Versi materi oleh Ismawanto


Di Kelas XI Semester II kamu telah mempelajari mengenai siklus akuntansi perusahaan jasa, yaitu suatu perusahaan yang memberikan pelayanan jasa untuk mendapatkan penghasilan. Adapun jasa itu sendiri merupakan barang yang tidak berwujud, sehingga penghasilannya berasal dari penjualan jasa dan tidak memerlukan penghitungan harga pokok penjualan, seperti yang dijumpai pada perusahaan dagang.

Pada pembahasan siklus akuntansi perusahaan jasa tentu kamu juga mengenal ciri-ciri perusahaan jasa. Untuk mengingat kembali, simak ciri-ciri perusahaan jasa berikut ini.
1. Kegiatannya memberi pelayanan jasa.
2. Pendapatannya berasal dari hasil penjualan jasa.
3. Tidak terdapat penghitungan harga pokok penjualan.
4. Beban operasionalnya terdiri atas beban usaha.

Nah, setelah kamu memahami berbagai hal mengenai siklus akuntansi perusahaan jasa, maka pada pembelajaran kali ini kita lanjutkan dengan membahas siklus akuntansi pada perusahaan dagang.
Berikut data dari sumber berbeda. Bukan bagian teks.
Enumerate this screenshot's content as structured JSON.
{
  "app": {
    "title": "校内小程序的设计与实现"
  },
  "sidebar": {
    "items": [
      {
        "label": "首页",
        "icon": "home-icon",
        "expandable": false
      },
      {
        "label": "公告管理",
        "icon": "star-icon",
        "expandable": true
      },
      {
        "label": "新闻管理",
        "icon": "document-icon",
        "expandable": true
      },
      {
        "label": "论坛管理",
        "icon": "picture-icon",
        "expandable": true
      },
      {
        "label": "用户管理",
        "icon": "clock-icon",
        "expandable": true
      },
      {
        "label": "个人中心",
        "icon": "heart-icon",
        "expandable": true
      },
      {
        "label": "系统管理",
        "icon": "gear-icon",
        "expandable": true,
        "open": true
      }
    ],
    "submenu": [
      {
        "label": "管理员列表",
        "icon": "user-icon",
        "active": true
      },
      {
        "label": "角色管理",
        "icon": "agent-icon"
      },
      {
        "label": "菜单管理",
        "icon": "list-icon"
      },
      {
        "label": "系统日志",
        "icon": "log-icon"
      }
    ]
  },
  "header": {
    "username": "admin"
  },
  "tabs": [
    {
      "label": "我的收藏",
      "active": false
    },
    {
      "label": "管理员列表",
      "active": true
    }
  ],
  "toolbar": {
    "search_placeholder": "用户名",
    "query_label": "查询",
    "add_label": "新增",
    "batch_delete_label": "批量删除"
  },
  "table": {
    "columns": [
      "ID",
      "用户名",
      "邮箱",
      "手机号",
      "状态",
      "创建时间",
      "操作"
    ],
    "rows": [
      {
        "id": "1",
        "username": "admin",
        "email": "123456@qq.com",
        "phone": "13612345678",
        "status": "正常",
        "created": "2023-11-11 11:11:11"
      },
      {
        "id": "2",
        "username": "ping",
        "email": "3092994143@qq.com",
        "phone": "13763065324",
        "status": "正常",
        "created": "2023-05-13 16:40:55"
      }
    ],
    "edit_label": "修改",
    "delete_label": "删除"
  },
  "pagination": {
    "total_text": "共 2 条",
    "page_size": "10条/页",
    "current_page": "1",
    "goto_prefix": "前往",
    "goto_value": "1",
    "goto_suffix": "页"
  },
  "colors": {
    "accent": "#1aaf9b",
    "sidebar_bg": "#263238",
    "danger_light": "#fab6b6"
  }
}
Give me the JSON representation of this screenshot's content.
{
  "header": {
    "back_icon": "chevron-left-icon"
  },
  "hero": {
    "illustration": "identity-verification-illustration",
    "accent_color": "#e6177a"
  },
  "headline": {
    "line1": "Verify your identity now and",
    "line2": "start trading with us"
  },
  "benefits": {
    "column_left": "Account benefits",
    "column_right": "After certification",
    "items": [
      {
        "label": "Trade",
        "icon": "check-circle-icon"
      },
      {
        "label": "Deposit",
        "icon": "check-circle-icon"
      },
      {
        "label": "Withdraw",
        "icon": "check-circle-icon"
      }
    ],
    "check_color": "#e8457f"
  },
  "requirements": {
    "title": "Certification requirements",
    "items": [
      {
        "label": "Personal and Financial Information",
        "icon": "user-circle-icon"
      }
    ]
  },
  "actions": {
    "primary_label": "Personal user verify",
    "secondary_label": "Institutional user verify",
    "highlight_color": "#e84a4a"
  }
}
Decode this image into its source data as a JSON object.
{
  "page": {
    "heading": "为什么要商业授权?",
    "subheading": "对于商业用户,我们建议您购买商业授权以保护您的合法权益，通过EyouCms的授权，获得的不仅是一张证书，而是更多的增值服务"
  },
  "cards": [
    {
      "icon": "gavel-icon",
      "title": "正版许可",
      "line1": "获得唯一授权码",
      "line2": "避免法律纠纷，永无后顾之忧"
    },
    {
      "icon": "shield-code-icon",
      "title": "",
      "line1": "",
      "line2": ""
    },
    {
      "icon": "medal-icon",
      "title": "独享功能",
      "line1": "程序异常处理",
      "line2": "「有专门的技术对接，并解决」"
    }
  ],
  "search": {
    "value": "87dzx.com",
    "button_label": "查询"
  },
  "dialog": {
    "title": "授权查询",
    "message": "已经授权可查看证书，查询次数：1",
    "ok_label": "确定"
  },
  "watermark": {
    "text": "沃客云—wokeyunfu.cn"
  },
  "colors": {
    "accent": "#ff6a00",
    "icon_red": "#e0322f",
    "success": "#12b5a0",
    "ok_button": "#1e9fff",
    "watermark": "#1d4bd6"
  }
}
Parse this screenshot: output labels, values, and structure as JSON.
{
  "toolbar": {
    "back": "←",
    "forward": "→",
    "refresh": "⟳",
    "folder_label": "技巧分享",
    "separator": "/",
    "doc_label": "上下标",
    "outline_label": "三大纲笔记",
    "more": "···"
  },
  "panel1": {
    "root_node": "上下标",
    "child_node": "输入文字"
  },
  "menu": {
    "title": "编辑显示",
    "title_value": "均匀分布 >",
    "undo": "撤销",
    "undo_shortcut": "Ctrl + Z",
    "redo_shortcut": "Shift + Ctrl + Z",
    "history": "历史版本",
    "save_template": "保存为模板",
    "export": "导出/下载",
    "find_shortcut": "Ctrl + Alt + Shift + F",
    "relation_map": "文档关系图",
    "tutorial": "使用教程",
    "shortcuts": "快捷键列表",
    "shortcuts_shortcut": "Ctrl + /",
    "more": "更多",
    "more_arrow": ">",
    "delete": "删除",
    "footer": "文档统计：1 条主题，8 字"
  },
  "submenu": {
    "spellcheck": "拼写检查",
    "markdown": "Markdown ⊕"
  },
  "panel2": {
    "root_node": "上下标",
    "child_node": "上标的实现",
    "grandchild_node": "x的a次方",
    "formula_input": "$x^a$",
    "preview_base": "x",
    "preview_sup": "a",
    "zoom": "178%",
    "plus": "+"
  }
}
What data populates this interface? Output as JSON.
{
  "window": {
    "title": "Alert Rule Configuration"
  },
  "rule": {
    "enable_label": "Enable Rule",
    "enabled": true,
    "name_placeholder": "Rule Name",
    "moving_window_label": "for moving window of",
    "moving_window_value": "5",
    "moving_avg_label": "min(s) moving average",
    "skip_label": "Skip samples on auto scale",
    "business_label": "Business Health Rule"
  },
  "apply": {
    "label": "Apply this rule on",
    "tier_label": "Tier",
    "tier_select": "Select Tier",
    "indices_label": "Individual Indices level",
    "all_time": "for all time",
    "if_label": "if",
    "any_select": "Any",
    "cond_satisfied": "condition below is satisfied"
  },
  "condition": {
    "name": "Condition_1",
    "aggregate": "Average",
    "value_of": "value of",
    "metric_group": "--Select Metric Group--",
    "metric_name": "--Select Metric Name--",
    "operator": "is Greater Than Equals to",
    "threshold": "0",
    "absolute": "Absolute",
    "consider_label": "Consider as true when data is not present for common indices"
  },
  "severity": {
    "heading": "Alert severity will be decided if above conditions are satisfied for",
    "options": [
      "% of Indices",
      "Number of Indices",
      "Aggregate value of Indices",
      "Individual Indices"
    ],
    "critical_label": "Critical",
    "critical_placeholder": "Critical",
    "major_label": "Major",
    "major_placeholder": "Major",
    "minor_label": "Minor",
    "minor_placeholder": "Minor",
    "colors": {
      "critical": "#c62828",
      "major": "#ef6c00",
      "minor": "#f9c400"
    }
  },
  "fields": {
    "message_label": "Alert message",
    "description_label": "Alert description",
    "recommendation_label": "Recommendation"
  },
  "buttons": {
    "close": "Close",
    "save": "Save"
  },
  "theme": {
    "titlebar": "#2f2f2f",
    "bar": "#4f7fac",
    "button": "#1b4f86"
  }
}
Sebagaimana kamu ketahui, dalam dunia usaha dikenal berbagai perusahaan dagang, baik pedagang besar maupun pedagang kecil/pedagang eceran. Tahukah kamu apa yang dimaksud perusahaan dagang itu? Perusahaan dagang adalah perusahaan yang bergerak di bidang pembelian barang dagangan (produk jadi/finished goods) dan menjualnya kembali tanpa mengubah bentuk dengan tujuan untuk memperoleh keuntungan (laba). Sementara itu, yang dimaksud barang dagangan (merchandise inventory) adalah barang yang dibeli perusahaan untuk dijual kembali.

Dari penjelasan tersebut dapat disimpulkan, bahwa kegiatan utama perusahaan dagang adalah membeli dan menjual barang dagangan tanpa mengubah bentuk. Nah, dari definisi tentang perusahaan dagang di atas, dapat kamu ketahui ciri-ciri perusahaan dagang yang berbeda dengan

ciri-ciri perusahaan jasa. Adapun ciri-ciri perusahaan dagang di antaranya sebagai berikut.
1. Kegiatannya melakukan pembelian dan penjualan barang dagangan.
2. Pendapatannya berasal dari hasil penjualan barang dagangan.
3. Terdapat penghitungan harga pokok penjualan, untuk menentukan besarnya laba atau rugi.
4. Beban operasionalnya terdiri atas beban penjualan dan beban administrasi umum.